Le Mali fait face à une escalade sans précédent du blocus imposé par le Jnim, faction islamiste affiliée à al-Qaïda. Au cours du dernier week-end, une dizaine d’autocars ont été réduits en cendres sur l’axe Ségou-Bamako, artère vitale pour l’approvisionnement de la capitale en provenance de l’est. Dans une manœuvre complémentaire, des installations électriques associées au barrage hydroélectrique de Manantali, situé dans la région de Kayes, ont été délibérément détruites. Malgré les opérations militaires en cours, l’armée malienne peine à lever l’étau économique qui étouffe progressivement le pays.
Manantali, symbole d’une guerre économique dévastatrice
L’attaque contre Manantali n’est pas un hasard. Ce barrage, géré conjointement par le Mali, la Mauritanie et le Sénégal au sein de l’Organisation pour la mise en valeur du fleuve Sénégal (OMVS), forme le socle du réseau électrique malien. En s’en prenant aux infrastructures de transport d’électricité, le Jnim ne cible plus uniquement les forces armées : il frappe l’économie urbaine, où les coupures prolongées paralysent les services publics, les commerces et l’industrie. Cette tactique s’inscrit dans une campagne plus large, marquée par le sabotage systématique des convois de carburant en provenance du Sénégal et de la Côte d’Ivoire, afin d’exacerber les tensions sociales et fragiliser les autorités de transition dirigées par le général Assimi Goïta. Bamako, autrefois relativement préservée, devient ainsi le théâtre d’une bataille d’usure aux conséquences profondes.

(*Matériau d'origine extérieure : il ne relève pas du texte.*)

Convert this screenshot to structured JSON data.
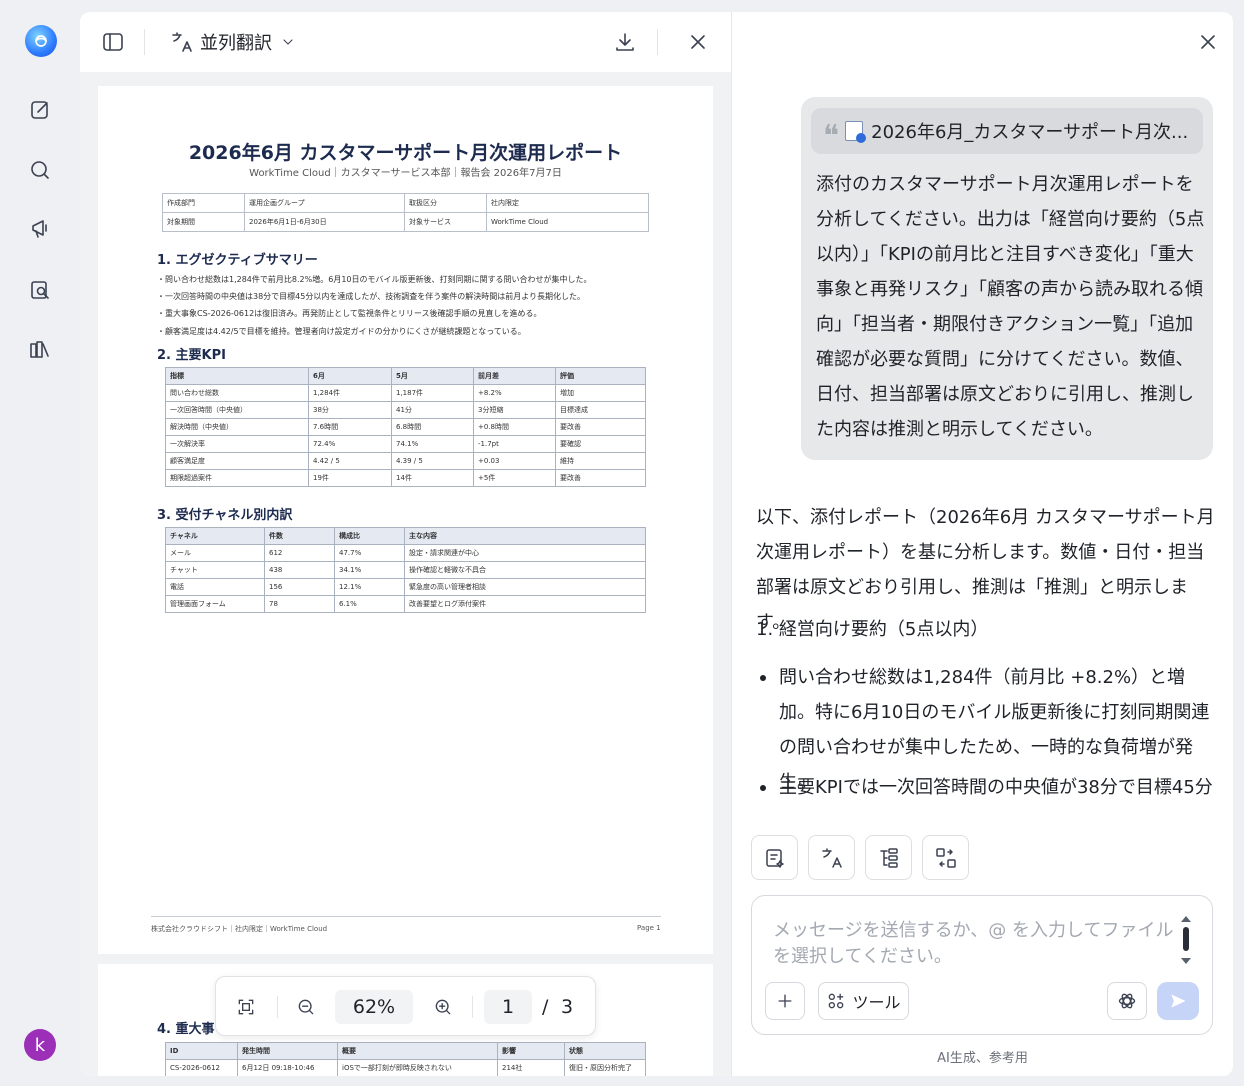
{
  "toolbar": {
    "mode_label": "並列翻訳"
  },
  "pdf": {
    "title": "2026年6月 カスタマーサポート月次運用レポート",
    "subtitle": "WorkTime Cloud｜カスタマーサービス本部｜報告会 2026年7月7日",
    "meta": [
      [
        "作成部門",
        "運用企画グループ",
        "取扱区分",
        "社内限定"
      ],
      [
        "対象期間",
        "2026年6月1日-6月30日",
        "対象サービス",
        "WorkTime Cloud"
      ]
    ],
    "section1_title": "1. エグゼクティブサマリー",
    "section1_bullets": [
      "・問い合わせ総数は1,284件で前月比8.2%増。6月10日のモバイル版更新後、打刻同期に関する問い合わせが集中した。",
      "・一次回答時間の中央値は38分で目標45分以内を達成したが、技術調査を伴う案件の解決時間は前月より長期化した。",
      "・重大事象CS-2026-0612は復旧済み。再発防止として監視条件とリリース後確認手順の見直しを進める。",
      "・顧客満足度は4.42/5で目標を維持。管理者向け設定ガイドの分かりにくさが継続課題となっている。"
    ],
    "section2_title": "2. 主要KPI",
    "kpi_headers": [
      "指標",
      "6月",
      "5月",
      "前月差",
      "評価"
    ],
    "kpi_rows": [
      [
        "問い合わせ総数",
        "1,284件",
        "1,187件",
        "+8.2%",
        "増加"
      ],
      [
        "一次回答時間（中央値）",
        "38分",
        "41分",
        "3分短縮",
        "目標達成"
      ],
      [
        "解決時間（中央値）",
        "7.6時間",
        "6.8時間",
        "+0.8時間",
        "要改善"
      ],
      [
        "一次解決率",
        "72.4%",
        "74.1%",
        "-1.7pt",
        "要確認"
      ],
      [
        "顧客満足度",
        "4.42 / 5",
        "4.39 / 5",
        "+0.03",
        "維持"
      ],
      [
        "期限超過案件",
        "19件",
        "14件",
        "+5件",
        "要改善"
      ]
    ],
    "section3_title": "3. 受付チャネル別内訳",
    "ch_headers": [
      "チャネル",
      "件数",
      "構成比",
      "主な内容"
    ],
    "ch_rows": [
      [
        "メール",
        "612",
        "47.7%",
        "設定・請求関連が中心"
      ],
      [
        "チャット",
        "438",
        "34.1%",
        "操作確認と軽微な不具合"
      ],
      [
        "電話",
        "156",
        "12.1%",
        "緊急度の高い管理者相談"
      ],
      [
        "管理画面フォーム",
        "78",
        "6.1%",
        "改善要望とログ添付案件"
      ]
    ],
    "footer_left": "株式会社クラウドシフト｜社内限定｜WorkTime Cloud",
    "footer_right": "Page 1",
    "section4_title": "4. 重大事",
    "inc_headers": [
      "ID",
      "発生時間",
      "概要",
      "影響",
      "状態"
    ],
    "inc_rows": [
      [
        "CS-2026-0612",
        "6月12日 09:18-10:46",
        "iOSで一部打刻が即時反映されない",
        "214社",
        "復旧・原因分析完了"
      ]
    ]
  },
  "zoom": {
    "percent": "62%",
    "page_current": "1",
    "page_sep": "/",
    "page_total": "3"
  },
  "chat": {
    "attachment_name": "2026年6月_カスタマーサポート月次...",
    "user_message": "添付のカスタマーサポート月次運用レポートを分析してください。出力は「経営向け要約（5点以内）」「KPIの前月比と注目すべき変化」「重大事象と再発リスク」「顧客の声から読み取れる傾向」「担当者・期限付きアクション一覧」「追加確認が必要な質問」に分けてください。数値、日付、担当部署は原文どおりに引用し、推測した内容は推測と明示してください。",
    "ai_intro": "以下、添付レポート（2026年6月 カスタマーサポート月次運用レポート）を基に分析します。数値・日付・担当部署は原文どおり引用し、推測は「推測」と明示します。",
    "ai_heading": "1. 経営向け要約（5点以内）",
    "ai_bullets": [
      "問い合わせ総数は1,284件（前月比 +8.2%）と増加。特に6月10日のモバイル版更新後に打刻同期関連の問い合わせが集中したため、一時的な負荷増が発生。",
      "主要KPIでは一次回答時間の中央値が38分で目標45分"
    ],
    "placeholder": "メッセージを送信するか、@ を入力してファイルを選択してください。",
    "tool_label": "ツール",
    "disclaimer": "AI生成、参考用"
  },
  "user": {
    "avatar_letter": "k"
  },
  "colors": {
    "accent": "#2e6bd8",
    "send_disabled": "#c6d4f8",
    "avatar": "#9b2fb8"
  }
}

L’armée malienne en première ligne face à une pression multiforme
Face à cette offensive coordonnée, l’état-major malien assure maintenir des opérations terrestres et aériennes dans plusieurs régions. Des escortes militaires ont permis l’arrivée à Bamako de centaines de camions-citernes ces derniers jours, atténuant temporairement la crise des stations-service. Cette accalmie reste cependant fragile : chaque convoi exige des ressources colossales, et la sécurisation durable des axes routiers semble hors de portée à court terme. Les Forces armées maliennes (FAMa) se retrouvent prises en tenaille : à l’ouest et au centre, les embuscades et les destructions d’infrastructures se multiplient, tandis qu’au nord, la région de Kidal demeure dans un équilibre précaire, prêt à basculer à tout moment face aux groupes rebelles du Cadre stratégique permanent. Le gouvernement de Bamako doit ainsi gérer deux fronts distincts, avec des moyens humains et matériels en constante diminution.
Un impact qui dépasse les frontières maliennes
Les répercussions du blocus dépassent largement le cadre national. Les pays voisins, notamment le Sénégal, la Mauritanie et la Côte d’Ivoire, ressentent les effets d’un ralentissement des corridors commerciaux ouest-africains. Les ports de Dakar et d’Abidjan, où transite une partie importante de l’hinterland sahélien, subissent un ralentissement significatif. La Confédération des États du Sahel, regroupant le Mali, le Burkina Faso et le Niger, peine pour l’instant à élaborer une réponse conjointe face à cette guerre économique menée par les groupes jihadistes. L’attaque contre Manantali soulève par ailleurs des interrogations sur la gestion des infrastructures partagées au sein de l’OMVS. Une aggravation des dommages pourrait avoir des conséquences directes sur l’approvisionnement électrique du Sénégal et de la Mauritanie, transformant une crise locale en enjeu régional. Les partenaires internationaux, qu’ils soient bailleurs de fonds ou fournisseurs militaires, devront arbitrer entre le soutien à la souveraineté du Mali et la protection des infrastructures transfrontalières critiques.
Sur le terrain, le décalage entre les annonces militaires et la réalité d’une capitale malmenée illustre la singularité de cette phase du conflit. Le Jnim ne se contente plus de contrôler des territoires : il cherche à asphyxier un État entier. Les prochains jours pourraient voir de nouveaux affrontements s’intensifier, notamment autour de Kidal, où la tension reste à son comble.